Not a cloud in sight for Tourism Aus

Tourism Australia has just completed a major standardisation project that saw hundreds of terabytes of mission-critical data secured within private infrastructure, with the organisation shunning the public cloud for the time being.
Written by Luke Hopewell, Contributor

Tourism Australia has just completed a major standardisation project that saw hundreds of terabytes of mission-critical data secured within private infrastructure, with the organisation shunning the public cloud for the time being.

Australia.com

Tourism Australia relies heavily on sites like Australia.com to promote its business and has recently secured its mission-critical data using private infrastructure rather than a public cloud. (Screenshot by Luke Hopewell/ZDNet Australia)

The project saw Geordie Guy, Tourism Australia's contracted systems architect, move to implement IBM Tivoli software across Tourism Australia's 17 global offices and help secure creative and administrative data in private infrastructure based in Sydney.

The 17 Tourism Australia satellite offices around the world had previously employed up to seven different storage and back-up solutions. At the time, Tourism Australia's IT department was unsure if it could retrieve important data in the event of an emergency or disaster.

"A lot of the IT departments — particularly when they worked with outsourcing companies — decided they wanted to do things their own way. That created real questions about whether data could be recovered in the event of a disaster. In the event of a disaster, the IT team didn't know what product was being used, where the backups were running to and why," Guy said.

Guy admitted that the task at hand had been daunting, and required extensive consultation before it could be adequately tackled.

"Tourism Australia has around 250 full-time equivalent staff.
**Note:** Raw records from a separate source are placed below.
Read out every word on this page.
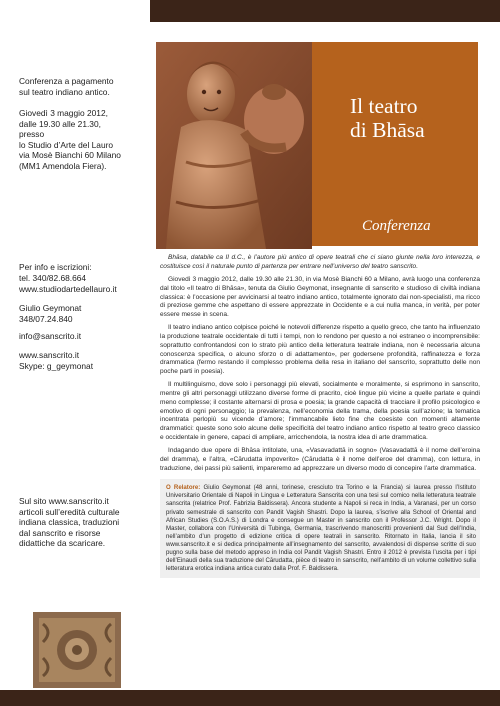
Conferenza a pagamento
sul teatro indiano antico.
Giovedì 3 maggio 2012,
dalle 19.30 alle 21.30,
presso
lo Studio d’Arte del Lauro
via Mosè Bianchi 60 Milano
(MM1 Amendola Fiera).
Per info e iscrizioni:
tel. 340/82.68.664
www.studiodartedellauro.it
Giulio Geymonat
348/07.24.840
info@sanscrito.it
www.sanscrito.it
Skype: g_geymonat
Sul sito www.sanscrito.it
articoli sull’eredità culturale
indiana classica, traduzioni
dal sanscrito e risorse
didattiche da scaricare.
Il teatro
di Bhāsa
Conferenza

Bhāsa, databile ca II d.C., è l’autore più antico di opere teatrali che ci siano giunte nella loro interezza, e costituisce così il naturale punto di partenza per entrare nell’universo del teatro sanscrito.

Giovedì 3 maggio 2012, dalle 19.30 alle 21.30, in via Mosè Bianchi 60 a Milano, avrà luogo una conferenza dal titolo «Il teatro di Bhāsa», tenuta da Giulio Geymonat, insegnante di sanscrito e studioso di civiltà indiana classica: è l’occasione per avvicinarsi al teatro indiano antico, totalmente ignorato dai non-specialisti, ma ricco di preziose gemme che aspettano di essere apprezzate in Occidente e a cui nulla manca, in verità, per poter essere messe in scena.

Il teatro indiano antico colpisce poiché le notevoli differenze rispetto a quello greco, che tanto ha influenzato la produzione teatrale occidentale di tutti i tempi, non lo rendono per questo a noi estraneo o incomprensibile: soprattutto confrontandosi con lo strato più antico della letteratura teatrale indiana, non è necessaria alcuna conoscenza specifica, o alcuno sforzo o di adattamento», per godersene profondità, raffinatezza e forza drammatica (fermo restando il complesso problema della resa in italiano del sanscrito, soprattutto delle non poche parti in poesia).

Il multilinguismo, dove solo i personaggi più elevati, socialmente e moralmente, si esprimono in sanscrito, mentre gli altri personaggi utilizzano diverse forme di pracrito, cioè lingue più vicine a quelle parlate e quindi meno complesse; il costante alternarsi di prosa e poesia; la grande capacità di tracciare il profilo psicologico e emotivo di ogni personaggio; la prevalenza, nell’economia della trama, della poesia sull’azione; la tematica incentrata perlopiù su vicende d’amore; l’immancabile lieto fine che coesiste con momenti altamente drammatici: queste sono solo alcune delle specificità del teatro indiano antico rispetto al teatro greco classico e occidentale in genere, capaci di ampliare, arricchendola, la nostra idea di arte drammatica.

Indagando due opere di Bhāsa intitolate, una, «Vasavadattā in sogno» (Vasavadattā è il nome dell’eroina del dramma), e l’altra, «Cārudatta impoverito» (Cārudatta è il nome dell’eroe del dramma), con lettura, in traduzione, dei passi più salienti, impareremo ad apprezzare un diverso modo di concepire l’arte drammatica.

O Relatore: Giulio Geymonat (48 anni, torinese, cresciuto tra Torino e la Francia) si laurea presso l’Istituto Universitario Orientale di Napoli in Lingua e Letteratura Sanscrita con una tesi sul comico nella letteratura teatrale sanscrita (relatrice Prof. Fabrizia Baldissera). Ancora studente a Napoli si reca in India, a Varanasi, per un corso privato semestrale di sanscrito con Pandit Vagish Shastri. Dopo la laurea, s’iscrive alla School of Oriental and African Studies (S.O.A.S.) di Londra e consegue un Master in sanscrito con il Professor J.C. Wright. Dopo il Master, collabora con l’Università di Tubinga, Germania, trascrivendo manoscritti provenienti dal Sud dell’India, nell’ambito d’un progetto di edizione critica di opere teatrali in sanscrito. Ritornato in Italia, lancia il sito www.sanscrito.it e si dedica principalmente all’insegnamento del sanscrito, avvalendosi di dispense scritte di suo pugno sulla base del metodo appreso in India col Pandit Vagish Shastri. Entro il 2012 è prevista l’uscita per i tipi dell’Einaudi della sua traduzione del Cārudatta, pièce di teatro in sanscrito, nell’ambito di un volume collettivo sulla letteratura erotica indiana antica curato dalla Prof. F. Baldissera.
Fairly small organisation by anyone's standards, but massively disproportionate to that is how much data they produce and consume," he said.

The two arms of Tourism Australia focus on creative and administrative tasks.

"It's easy for someone [in admin] to sit down Monday morning, generate 6000 emails, get 2000 replies and have to keep those replies forever ... when I started, there was a private mail storage size of around 600 gigabytes of data," Guy said.

The creative side of the business produces and maintains video, still images and website content in 26 different languages with single directories taking up around 50 terabytes of space at a time.

"It's taken about 18 months from staff not knowing what Tivoli storage manager is to our business basically running off of it," Guy said.

Despite the fact that Tourism Australia needed to store a great deal of data in a secure, central location, it has opted to use private infrastructure based in Sydney, rather than move to a cloud environment.

"Cloud offers us a lot of stuff that is very, very useful, [but] as it stands at the moment, we're getting that out of a private cloud arrangement and virtualisation in house," Guy said.

He said, however, that Tourism Australia would not rule out a future migration to the cloud.

"I would imagine we would look at a slow cloud adoption, but at the moment, we're not getting much benefit from the cloud," he said.

While the move to IBM's Tivoli software may have saved Tourism Australia future grief, not every software platform is perfect. AusCERT last week issued a vulnerability alert for the system.